Portrait of Shun'oku Myôha, Nanbokuchô period (1336–92), ca. 1383
Hanging scroll: ink, color, and gold on silk; 45 x 20 1/2 in. (114.3 x 52.1 cm )
Inscribed at top by Shun'oku Myôha
Gift of Sylvan Barnet and William Burto, 2007 (2007.329)
This formal portrait depicts Shun'oku Myôha (1311–1388), nephew and disciple of the preeminent master Musô Soseki (1275–1351) and a prominent figure in the history of Japanese Zen Buddhism. The severely damaged and faded inscription, composed and inscribed by Shun'oku himself, starts with an enigmatic Zen poem and ends with a statement that the portrait was made for a ritual at the subtemple Muryôjuin. Muryôjuin has recently been identified as a subtemple of Kenninji Temple in Kyoto that was built by Musô Soseki for his master, Kôhô Kennichi (1241–1316).

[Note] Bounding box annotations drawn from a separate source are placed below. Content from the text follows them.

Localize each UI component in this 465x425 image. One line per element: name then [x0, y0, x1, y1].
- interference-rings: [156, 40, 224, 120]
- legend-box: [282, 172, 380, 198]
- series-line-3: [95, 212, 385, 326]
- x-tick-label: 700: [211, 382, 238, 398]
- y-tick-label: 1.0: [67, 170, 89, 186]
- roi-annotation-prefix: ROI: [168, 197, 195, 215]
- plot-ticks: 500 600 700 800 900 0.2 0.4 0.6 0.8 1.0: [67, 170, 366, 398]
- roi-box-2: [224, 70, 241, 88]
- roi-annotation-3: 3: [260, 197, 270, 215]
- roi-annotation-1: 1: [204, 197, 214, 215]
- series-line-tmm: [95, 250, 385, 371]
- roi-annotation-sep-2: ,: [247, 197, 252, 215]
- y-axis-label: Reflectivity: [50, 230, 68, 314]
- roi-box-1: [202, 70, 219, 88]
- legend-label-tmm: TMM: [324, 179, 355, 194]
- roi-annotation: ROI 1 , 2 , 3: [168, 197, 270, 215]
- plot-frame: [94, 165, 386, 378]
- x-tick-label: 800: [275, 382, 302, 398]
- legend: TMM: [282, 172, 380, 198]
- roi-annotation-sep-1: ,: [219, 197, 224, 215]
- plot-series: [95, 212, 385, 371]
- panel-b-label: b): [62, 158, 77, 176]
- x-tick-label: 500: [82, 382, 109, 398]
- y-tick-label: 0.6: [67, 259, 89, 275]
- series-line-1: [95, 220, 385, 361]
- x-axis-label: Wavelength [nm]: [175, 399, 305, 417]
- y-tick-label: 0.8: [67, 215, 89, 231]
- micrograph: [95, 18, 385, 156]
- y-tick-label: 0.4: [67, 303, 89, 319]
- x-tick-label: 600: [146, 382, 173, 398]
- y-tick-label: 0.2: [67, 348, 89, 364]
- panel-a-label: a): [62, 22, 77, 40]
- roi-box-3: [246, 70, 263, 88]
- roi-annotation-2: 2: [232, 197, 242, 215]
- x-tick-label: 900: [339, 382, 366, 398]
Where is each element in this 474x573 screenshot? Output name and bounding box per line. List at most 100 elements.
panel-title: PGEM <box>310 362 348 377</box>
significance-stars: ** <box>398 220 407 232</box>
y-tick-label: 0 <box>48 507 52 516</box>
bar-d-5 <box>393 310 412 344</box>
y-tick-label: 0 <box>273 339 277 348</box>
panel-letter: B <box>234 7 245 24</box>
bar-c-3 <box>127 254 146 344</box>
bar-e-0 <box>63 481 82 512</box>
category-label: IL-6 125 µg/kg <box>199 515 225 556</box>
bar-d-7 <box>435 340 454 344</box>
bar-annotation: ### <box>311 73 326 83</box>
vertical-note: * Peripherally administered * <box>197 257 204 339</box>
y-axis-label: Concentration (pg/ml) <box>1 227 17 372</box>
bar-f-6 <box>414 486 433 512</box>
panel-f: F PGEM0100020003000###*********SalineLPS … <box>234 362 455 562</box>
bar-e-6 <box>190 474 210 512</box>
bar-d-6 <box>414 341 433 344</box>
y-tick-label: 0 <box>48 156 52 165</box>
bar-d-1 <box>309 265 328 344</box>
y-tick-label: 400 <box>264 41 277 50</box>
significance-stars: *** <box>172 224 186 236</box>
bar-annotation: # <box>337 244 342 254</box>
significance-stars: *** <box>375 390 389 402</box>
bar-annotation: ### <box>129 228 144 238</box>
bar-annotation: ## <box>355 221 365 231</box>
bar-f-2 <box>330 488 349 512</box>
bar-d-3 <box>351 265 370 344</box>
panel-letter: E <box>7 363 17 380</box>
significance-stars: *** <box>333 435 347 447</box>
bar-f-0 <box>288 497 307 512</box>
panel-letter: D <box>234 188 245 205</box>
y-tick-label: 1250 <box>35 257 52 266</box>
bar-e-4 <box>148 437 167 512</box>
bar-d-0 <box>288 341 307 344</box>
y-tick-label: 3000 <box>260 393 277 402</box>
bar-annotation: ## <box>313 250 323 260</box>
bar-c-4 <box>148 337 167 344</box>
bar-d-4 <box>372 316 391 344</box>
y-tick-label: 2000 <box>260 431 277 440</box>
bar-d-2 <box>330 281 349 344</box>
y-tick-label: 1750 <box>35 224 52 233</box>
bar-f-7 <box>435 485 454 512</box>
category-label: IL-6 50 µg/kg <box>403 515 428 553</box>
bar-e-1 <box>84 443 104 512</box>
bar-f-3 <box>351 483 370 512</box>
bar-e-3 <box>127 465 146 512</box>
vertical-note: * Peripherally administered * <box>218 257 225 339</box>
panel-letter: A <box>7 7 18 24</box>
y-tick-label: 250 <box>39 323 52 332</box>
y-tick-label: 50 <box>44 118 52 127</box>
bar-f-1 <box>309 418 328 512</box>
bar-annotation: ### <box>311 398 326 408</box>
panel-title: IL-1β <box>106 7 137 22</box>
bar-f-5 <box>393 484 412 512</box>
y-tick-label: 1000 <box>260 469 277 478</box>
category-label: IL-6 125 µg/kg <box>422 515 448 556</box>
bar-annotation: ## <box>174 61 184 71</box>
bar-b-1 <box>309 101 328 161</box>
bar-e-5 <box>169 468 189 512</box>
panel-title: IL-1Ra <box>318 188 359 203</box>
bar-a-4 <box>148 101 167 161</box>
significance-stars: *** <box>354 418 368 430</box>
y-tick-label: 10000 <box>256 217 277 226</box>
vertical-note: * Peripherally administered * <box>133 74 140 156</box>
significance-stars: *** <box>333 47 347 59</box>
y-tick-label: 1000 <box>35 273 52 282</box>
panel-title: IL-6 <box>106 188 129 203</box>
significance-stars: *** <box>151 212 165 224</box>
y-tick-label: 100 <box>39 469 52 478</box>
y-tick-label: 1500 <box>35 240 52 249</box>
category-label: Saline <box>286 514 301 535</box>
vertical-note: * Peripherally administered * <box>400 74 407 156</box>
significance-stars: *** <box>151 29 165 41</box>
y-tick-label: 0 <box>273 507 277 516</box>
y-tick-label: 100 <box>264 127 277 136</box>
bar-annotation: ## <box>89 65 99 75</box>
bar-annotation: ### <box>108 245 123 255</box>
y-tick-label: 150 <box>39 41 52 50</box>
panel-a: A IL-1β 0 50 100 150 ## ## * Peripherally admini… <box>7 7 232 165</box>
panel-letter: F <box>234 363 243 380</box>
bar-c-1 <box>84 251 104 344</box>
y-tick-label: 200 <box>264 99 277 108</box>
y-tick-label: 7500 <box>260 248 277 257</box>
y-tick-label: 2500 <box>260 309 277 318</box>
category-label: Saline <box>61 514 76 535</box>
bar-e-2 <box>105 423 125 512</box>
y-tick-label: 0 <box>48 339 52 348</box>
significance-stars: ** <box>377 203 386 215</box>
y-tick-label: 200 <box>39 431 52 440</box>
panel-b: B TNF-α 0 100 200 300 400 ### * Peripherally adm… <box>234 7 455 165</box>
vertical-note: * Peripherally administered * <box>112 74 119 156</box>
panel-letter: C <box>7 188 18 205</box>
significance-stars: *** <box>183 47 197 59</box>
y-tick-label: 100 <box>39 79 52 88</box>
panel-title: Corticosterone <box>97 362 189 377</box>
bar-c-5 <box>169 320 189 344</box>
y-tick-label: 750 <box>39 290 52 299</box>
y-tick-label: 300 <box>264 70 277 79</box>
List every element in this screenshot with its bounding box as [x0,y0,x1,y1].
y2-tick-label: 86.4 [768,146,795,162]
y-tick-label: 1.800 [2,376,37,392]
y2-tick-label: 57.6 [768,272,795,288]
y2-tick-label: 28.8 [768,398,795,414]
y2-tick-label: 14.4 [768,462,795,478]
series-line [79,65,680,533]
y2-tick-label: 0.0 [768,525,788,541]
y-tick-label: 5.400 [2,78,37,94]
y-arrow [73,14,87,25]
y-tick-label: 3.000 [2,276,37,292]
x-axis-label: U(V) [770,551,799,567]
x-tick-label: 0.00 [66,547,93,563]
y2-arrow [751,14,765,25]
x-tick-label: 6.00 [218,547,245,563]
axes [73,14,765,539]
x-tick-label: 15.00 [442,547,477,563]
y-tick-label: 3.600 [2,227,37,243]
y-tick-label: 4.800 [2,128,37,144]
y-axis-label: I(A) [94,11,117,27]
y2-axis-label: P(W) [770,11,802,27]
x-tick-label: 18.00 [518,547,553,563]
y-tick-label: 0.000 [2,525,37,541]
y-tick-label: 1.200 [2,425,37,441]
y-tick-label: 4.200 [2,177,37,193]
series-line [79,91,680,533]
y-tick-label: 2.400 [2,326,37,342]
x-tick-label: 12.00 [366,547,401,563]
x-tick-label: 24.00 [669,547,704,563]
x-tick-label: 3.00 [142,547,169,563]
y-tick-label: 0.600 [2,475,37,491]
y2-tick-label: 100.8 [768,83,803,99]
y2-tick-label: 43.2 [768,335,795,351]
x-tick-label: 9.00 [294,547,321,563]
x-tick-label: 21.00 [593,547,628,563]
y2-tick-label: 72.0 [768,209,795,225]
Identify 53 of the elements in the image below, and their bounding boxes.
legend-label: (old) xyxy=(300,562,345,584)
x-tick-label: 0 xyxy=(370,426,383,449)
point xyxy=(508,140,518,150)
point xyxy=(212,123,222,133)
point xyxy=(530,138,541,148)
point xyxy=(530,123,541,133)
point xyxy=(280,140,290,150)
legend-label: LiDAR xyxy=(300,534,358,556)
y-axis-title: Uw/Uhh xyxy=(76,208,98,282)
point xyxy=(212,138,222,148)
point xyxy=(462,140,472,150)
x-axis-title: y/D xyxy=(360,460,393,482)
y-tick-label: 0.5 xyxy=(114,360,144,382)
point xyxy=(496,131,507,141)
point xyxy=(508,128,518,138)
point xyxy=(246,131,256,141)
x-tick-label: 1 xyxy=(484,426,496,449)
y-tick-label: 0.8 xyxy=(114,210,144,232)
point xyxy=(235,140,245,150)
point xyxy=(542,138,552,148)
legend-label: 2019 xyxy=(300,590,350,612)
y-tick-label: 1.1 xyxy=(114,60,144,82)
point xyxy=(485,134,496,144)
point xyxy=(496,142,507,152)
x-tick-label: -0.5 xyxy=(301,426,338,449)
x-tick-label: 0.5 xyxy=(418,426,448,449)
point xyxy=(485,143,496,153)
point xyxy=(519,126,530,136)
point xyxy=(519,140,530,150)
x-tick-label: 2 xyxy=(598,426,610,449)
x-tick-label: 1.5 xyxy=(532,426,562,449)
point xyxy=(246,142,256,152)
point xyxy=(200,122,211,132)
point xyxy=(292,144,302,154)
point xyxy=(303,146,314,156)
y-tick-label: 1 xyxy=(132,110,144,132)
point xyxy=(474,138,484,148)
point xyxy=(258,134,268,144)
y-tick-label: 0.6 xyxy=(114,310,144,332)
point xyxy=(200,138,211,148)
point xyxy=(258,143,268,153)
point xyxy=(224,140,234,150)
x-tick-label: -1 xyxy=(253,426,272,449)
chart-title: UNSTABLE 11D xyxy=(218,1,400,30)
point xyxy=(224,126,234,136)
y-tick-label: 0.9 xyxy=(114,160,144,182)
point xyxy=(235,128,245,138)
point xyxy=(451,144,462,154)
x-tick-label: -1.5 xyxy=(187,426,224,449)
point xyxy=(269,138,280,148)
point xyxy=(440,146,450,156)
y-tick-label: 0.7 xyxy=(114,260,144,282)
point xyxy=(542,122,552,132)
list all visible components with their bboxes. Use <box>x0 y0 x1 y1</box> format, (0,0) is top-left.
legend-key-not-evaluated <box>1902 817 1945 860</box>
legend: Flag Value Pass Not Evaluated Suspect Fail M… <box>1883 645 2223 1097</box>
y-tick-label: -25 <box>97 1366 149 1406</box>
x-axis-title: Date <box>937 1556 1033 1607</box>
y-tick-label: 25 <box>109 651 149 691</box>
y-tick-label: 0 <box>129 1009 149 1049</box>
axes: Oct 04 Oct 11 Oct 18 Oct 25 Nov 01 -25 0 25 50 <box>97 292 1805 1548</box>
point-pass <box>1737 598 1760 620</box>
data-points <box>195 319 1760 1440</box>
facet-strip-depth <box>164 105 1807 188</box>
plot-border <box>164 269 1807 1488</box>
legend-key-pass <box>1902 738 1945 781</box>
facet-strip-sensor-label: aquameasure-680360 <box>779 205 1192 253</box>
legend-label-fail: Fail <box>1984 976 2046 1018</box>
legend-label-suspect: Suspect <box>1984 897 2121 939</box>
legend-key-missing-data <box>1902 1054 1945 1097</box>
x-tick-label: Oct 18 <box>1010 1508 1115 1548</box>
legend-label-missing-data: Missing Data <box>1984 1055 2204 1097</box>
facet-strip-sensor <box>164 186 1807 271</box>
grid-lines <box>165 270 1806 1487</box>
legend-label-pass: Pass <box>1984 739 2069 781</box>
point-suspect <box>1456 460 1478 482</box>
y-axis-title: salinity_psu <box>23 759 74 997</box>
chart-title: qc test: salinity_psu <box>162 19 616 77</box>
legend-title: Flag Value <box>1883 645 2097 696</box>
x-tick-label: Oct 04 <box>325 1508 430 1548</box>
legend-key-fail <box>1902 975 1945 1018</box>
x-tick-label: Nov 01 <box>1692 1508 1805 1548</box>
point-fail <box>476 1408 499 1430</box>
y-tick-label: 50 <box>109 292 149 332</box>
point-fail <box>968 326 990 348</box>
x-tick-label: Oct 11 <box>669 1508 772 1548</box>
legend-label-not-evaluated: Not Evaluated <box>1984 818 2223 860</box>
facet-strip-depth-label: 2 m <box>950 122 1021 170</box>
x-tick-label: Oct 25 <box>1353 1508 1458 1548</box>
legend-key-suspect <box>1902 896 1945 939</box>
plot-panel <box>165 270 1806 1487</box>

The portrait of Shun'oku, who is seated in a Chinese-style chair, belongs to a genre of painting called chinsô. In China, chinsô were originally intended for funerals and memorial services, but in Japan the term came to signify paintings and sculptures made to preserve the likenesses of Zen masters. In Japan, chinsô were used not only for ritual commemorative ceremonies but also most likely to certify the transmission of Dharma (Buddhist Law) from masters to their disciples. When Buddhist monks used chinsô to transmit a particular Zen lineage, their purpose was to maintain and increase their political power in the Zen community.